Americus lady’s collection of wedding stories funnier than words

Published 10:36 am Monday, May 23, 2016

By LEILA CASE

Jane Sullivan of Americus has been a collector for years.
As a child growing up in Huntsville, Alabama, she began a collection of china dolls. She also has fossilized animal bones such as shark’s and horses’ teeth she picked up along the seashore but the most unique among her collected works are amusing wedding stories.
From bizarre to whimsical, the newspaper clippings have appeared in what was known in the past as the “society” pages of small town newspapers in Georgia and Alabama as well as the metropolitan cities of Dallas and Palm Springs.
Sullivan’s sister Bitsy of Huntsville, Alabama, unwittingly started the whole thing.

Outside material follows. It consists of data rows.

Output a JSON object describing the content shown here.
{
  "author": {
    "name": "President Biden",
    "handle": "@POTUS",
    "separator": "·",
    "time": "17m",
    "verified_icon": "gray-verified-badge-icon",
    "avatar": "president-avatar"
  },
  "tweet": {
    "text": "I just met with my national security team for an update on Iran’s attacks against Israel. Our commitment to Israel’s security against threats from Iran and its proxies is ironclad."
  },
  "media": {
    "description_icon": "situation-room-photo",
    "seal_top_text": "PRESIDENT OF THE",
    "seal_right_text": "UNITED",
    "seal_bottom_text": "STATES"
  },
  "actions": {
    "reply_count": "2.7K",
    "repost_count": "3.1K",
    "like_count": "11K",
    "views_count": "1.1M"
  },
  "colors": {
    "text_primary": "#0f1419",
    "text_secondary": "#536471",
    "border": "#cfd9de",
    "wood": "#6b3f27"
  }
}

She sent her a detailed newspaper write-up of a wedding in Brewton, Alabama, in the early 1980’s.
“The bride apparently wrote the long account of her own wedding and submitted it to the newspaper,” says Sullivan. “The editor saw fit to publish it and didn’t leave out a word even the fact that following an extended honeymoon the couple rented a large U-Haul truck to pack their many wedding gifts to transport to their new home.”
Sullivan got a laugh out of reading the story and kept looking for unusual, humorous wedding write ups. Friends and relatives soon learned about her new hobby and began sending them to her.

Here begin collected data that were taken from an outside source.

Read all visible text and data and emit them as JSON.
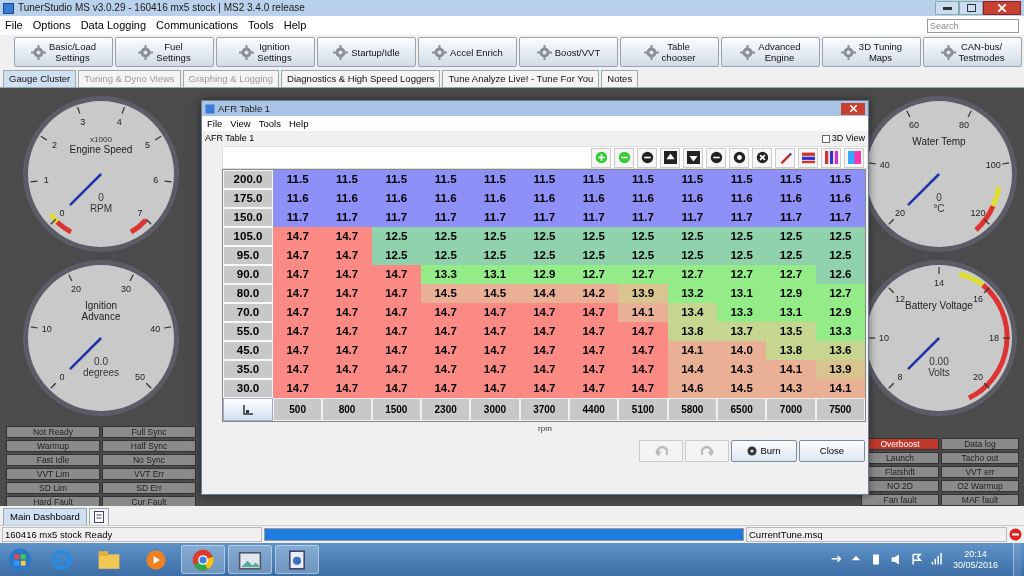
{
  "window": {
    "title": "TunerStudio MS v3.0.29 - 160416 mx5 stock | MS2 3.4.0 release"
  },
  "menu": [
    "File",
    "Options",
    "Data Logging",
    "Communications",
    "Tools",
    "Help"
  ],
  "search": {
    "placeholder": "Search"
  },
  "toolbar": [
    {
      "line1": "Basic/Load",
      "line2": "Settings"
    },
    {
      "line1": "Fuel",
      "line2": "Settings"
    },
    {
      "line1": "Ignition",
      "line2": "Settings"
    },
    {
      "line1": "Startup/Idle"
    },
    {
      "line1": "Accel Enrich"
    },
    {
      "line1": "Boost/VVT"
    },
    {
      "line1": "Table",
      "line2": "chooser"
    },
    {
      "line1": "Advanced",
      "line2": "Engine"
    },
    {
      "line1": "3D Tuning",
      "line2": "Maps"
    },
    {
      "line1": "CAN-bus/",
      "line2": "Testmodes"
    }
  ],
  "tabs": [
    {
      "label": "Gauge Cluster",
      "selected": true,
      "disabled": false
    },
    {
      "label": "Tuning & Dyno Views",
      "selected": false,
      "disabled": true
    },
    {
      "label": "Graphing & Logging",
      "selected": false,
      "disabled": true
    },
    {
      "label": "Diagnostics & High Speed Loggers",
      "selected": false,
      "disabled": false
    },
    {
      "label": "Tune Analyze Live! - Tune For You",
      "selected": false,
      "disabled": false
    },
    {
      "label": "Notes",
      "selected": false,
      "disabled": false
    }
  ],
  "gauges_left": [
    {
      "scale": "x1000",
      "title": "Engine Speed",
      "value": "0",
      "units": "RPM",
      "ticks": [
        "0",
        "1",
        "2",
        "3",
        "4",
        "5",
        "6",
        "7"
      ]
    },
    {
      "title": "Ignition Advance",
      "value": "0.0",
      "units": "degrees",
      "ticks": [
        "0",
        "10",
        "20",
        "30",
        "40",
        "50"
      ]
    }
  ],
  "gauges_right": [
    {
      "title": "Water Temp",
      "value": "0",
      "units": "°C",
      "ticks": [
        "20",
        "40",
        "60",
        "80",
        "100",
        "120"
      ]
    },
    {
      "title": "Battery Voltage",
      "value": "0.00",
      "units": "Volts",
      "ticks": [
        "8",
        "10",
        "12",
        "14",
        "16",
        "18",
        "20"
      ]
    }
  ],
  "indicators_left": [
    {
      "label": "Not Ready",
      "on": false
    },
    {
      "label": "Full Sync",
      "on": false
    },
    {
      "label": "Warmup",
      "on": false
    },
    {
      "label": "Half Sync",
      "on": false
    },
    {
      "label": "Fast Idle",
      "on": false
    },
    {
      "label": "No Sync",
      "on": false
    },
    {
      "label": "VVT Lim",
      "on": false
    },
    {
      "label": "VVT Err",
      "on": false
    },
    {
      "label": "SD Lim",
      "on": false
    },
    {
      "label": "SD Err",
      "on": false
    },
    {
      "label": "Hard Fault",
      "on": false
    },
    {
      "label": "Cur Fault",
      "on": false
    }
  ],
  "indicators_right": [
    {
      "label": "Overboost",
      "on": true
    },
    {
      "label": "Data log",
      "on": false
    },
    {
      "label": "Launch",
      "on": false
    },
    {
      "label": "Tacho out",
      "on": false
    },
    {
      "label": "Flatshift",
      "on": false
    },
    {
      "label": "VVT err",
      "on": false
    },
    {
      "label": "NO 2D",
      "on": false
    },
    {
      "label": "O2 Warmup",
      "on": false
    },
    {
      "label": "Fan fault",
      "on": false
    },
    {
      "label": "MAF fault",
      "on": false
    }
  ],
  "dialog": {
    "title": "AFR Table 1",
    "menu": [
      "File",
      "View",
      "Tools",
      "Help"
    ],
    "table_name": "AFR Table 1",
    "view_3d": {
      "label": "3D View",
      "checked": false
    },
    "columns": [
      "500",
      "800",
      "1500",
      "2300",
      "3000",
      "3700",
      "4400",
      "5100",
      "5800",
      "6500",
      "7000",
      "7500"
    ],
    "x_label": "rpm",
    "rows": [
      {
        "label": "200.0",
        "values": [
          "11.5",
          "11.5",
          "11.5",
          "11.5",
          "11.5",
          "11.5",
          "11.5",
          "11.5",
          "11.5",
          "11.5",
          "11.5",
          "11.5"
        ]
      },
      {
        "label": "175.0",
        "values": [
          "11.6",
          "11.6",
          "11.6",
          "11.6",
          "11.6",
          "11.6",
          "11.6",
          "11.6",
          "11.6",
          "11.6",
          "11.6",
          "11.6"
        ]
      },
      {
        "label": "150.0",
        "values": [
          "11.7",
          "11.7",
          "11.7",
          "11.7",
          "11.7",
          "11.7",
          "11.7",
          "11.7",
          "11.7",
          "11.7",
          "11.7",
          "11.7"
        ]
      },
      {
        "label": "105.0",
        "values": [
          "14.7",
          "14.7",
          "12.5",
          "12.5",
          "12.5",
          "12.5",
          "12.5",
          "12.5",
          "12.5",
          "12.5",
          "12.5",
          "12.5"
        ]
      },
      {
        "label": "95.0",
        "values": [
          "14.7",
          "14.7",
          "12.5",
          "12.5",
          "12.5",
          "12.5",
          "12.5",
          "12.5",
          "12.5",
          "12.5",
          "12.5",
          "12.5"
        ]
      },
      {
        "label": "90.0",
        "values": [
          "14.7",
          "14.7",
          "14.7",
          "13.3",
          "13.1",
          "12.9",
          "12.7",
          "12.7",
          "12.7",
          "12.7",
          "12.7",
          "12.6"
        ]
      },
      {
        "label": "80.0",
        "values": [
          "14.7",
          "14.7",
          "14.7",
          "14.5",
          "14.5",
          "14.4",
          "14.2",
          "13.9",
          "13.2",
          "13.1",
          "12.9",
          "12.7"
        ]
      },
      {
        "label": "70.0",
        "values": [
          "14.7",
          "14.7",
          "14.7",
          "14.7",
          "14.7",
          "14.7",
          "14.7",
          "14.1",
          "13.4",
          "13.3",
          "13.1",
          "12.9"
        ]
      },
      {
        "label": "55.0",
        "values": [
          "14.7",
          "14.7",
          "14.7",
          "14.7",
          "14.7",
          "14.7",
          "14.7",
          "14.7",
          "13.8",
          "13.7",
          "13.5",
          "13.3"
        ]
      },
      {
        "label": "45.0",
        "values": [
          "14.7",
          "14.7",
          "14.7",
          "14.7",
          "14.7",
          "14.7",
          "14.7",
          "14.7",
          "14.1",
          "14.0",
          "13.8",
          "13.6"
        ]
      },
      {
        "label": "35.0",
        "values": [
          "14.7",
          "14.7",
          "14.7",
          "14.7",
          "14.7",
          "14.7",
          "14.7",
          "14.7",
          "14.4",
          "14.3",
          "14.1",
          "13.9"
        ]
      },
      {
        "label": "30.0",
        "values": [
          "14.7",
          "14.7",
          "14.7",
          "14.7",
          "14.7",
          "14.7",
          "14.7",
          "14.7",
          "14.6",
          "14.5",
          "14.3",
          "14.1"
        ]
      }
    ],
    "buttons": [
      {
        "label": "Burn",
        "kind": "burn"
      },
      {
        "label": "Close",
        "kind": "plain"
      }
    ]
  },
  "bottom_tabs": [
    {
      "label": "Main Dashboard",
      "selected": true
    }
  ],
  "status_bar": {
    "project": "160416 mx5 stock Ready",
    "progress": {
      "level": 1
    },
    "file": "CurrentTune.msq"
  },
  "clock": {
    "time": "20:14",
    "date": "30/05/2016"
  }
}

“I have some real doozies,” she says, like the couple who tied the knot outside a convenience store in front of the gas pumps on Halloween in Decatur, Alabama. “The groom was dressed like Dracula and rose up out of a coffin and the bride was a witch. The bridesmaids carried live black cats.”
Another write up in the Huntsville newspaper reports the bride and groom had 100 wedding attendants and a platform was built in the church to accommodate everyone.
Then there was an account in the Dallas newspaper of an elaborate wedding that took place when “Rocky” was a nationwide box office hit. The Oklahoma Symphony played the theme from the movie “Rocky” at the end of the ceremony and 17 Rolls Royce were parked outside the church waiting to whisk the newlyweds, their wedding party and guests away to another party.
“The groom’s father apparently had made a fortune and wanted to make a big splash,” says Sullivan. “He thought the church was too small so he moved the wedding ceremony to the largest Baptist church in the city,” says Sullivan.
The story has a strange twist. “Several years later Matt and I were watching ‘60 Minutes’ on TV and a man who had been indicted for fraud was being interviewed; I thought he looked familiar,” says Sullivan.  “I turned to Matt and exclaimed, ‘I know that person; I have his photo in the write up about his son’s wedding.’”
Sullivan’s clipping from a newspaper in north Georgia is about a garden wedding where the couple exchanged their vows before the family trampoline overlaid with a white cloth and draped with crepe paper streamers.
All of Sullivan’s wedding stories aren’t strange and unusual. She has an account of her paternal grandparent’s wedding in Fort Payne, Alabama. She also has a copy of the letter her maternal grandfather wrote, asking her great-grandparents for their daughter’s hand in marriage. “The language he used is very flowery,” she says.
Then the one she has from an elaborate Palm Springs wedding notes that the famous movie star Magda Gabor was among the wedding guests. The ceremony and reception took place at the couple’s home that had been transformed into a sophisticated red and white gingerbread cottage. It also pointed out the couple were newly divorced, the groom only a day or so before.
Although she has attended only a few of the weddings in the stories so she doesn’t know the subjects but she enjoys sharing the stories with others.
“I always like to read a couple of them at bridal parties I have hosted,” says Sullivan. “They always draw laughter.”
Sullivan has no idea how many of these stories she has collected over the years but enough to fill a large file folder. “Perhaps I’ll make a scrapbook when I get around to it one day,” she says.
Meanwhile, she gets the whimsical stories out whenever she needs to have a good chuckle.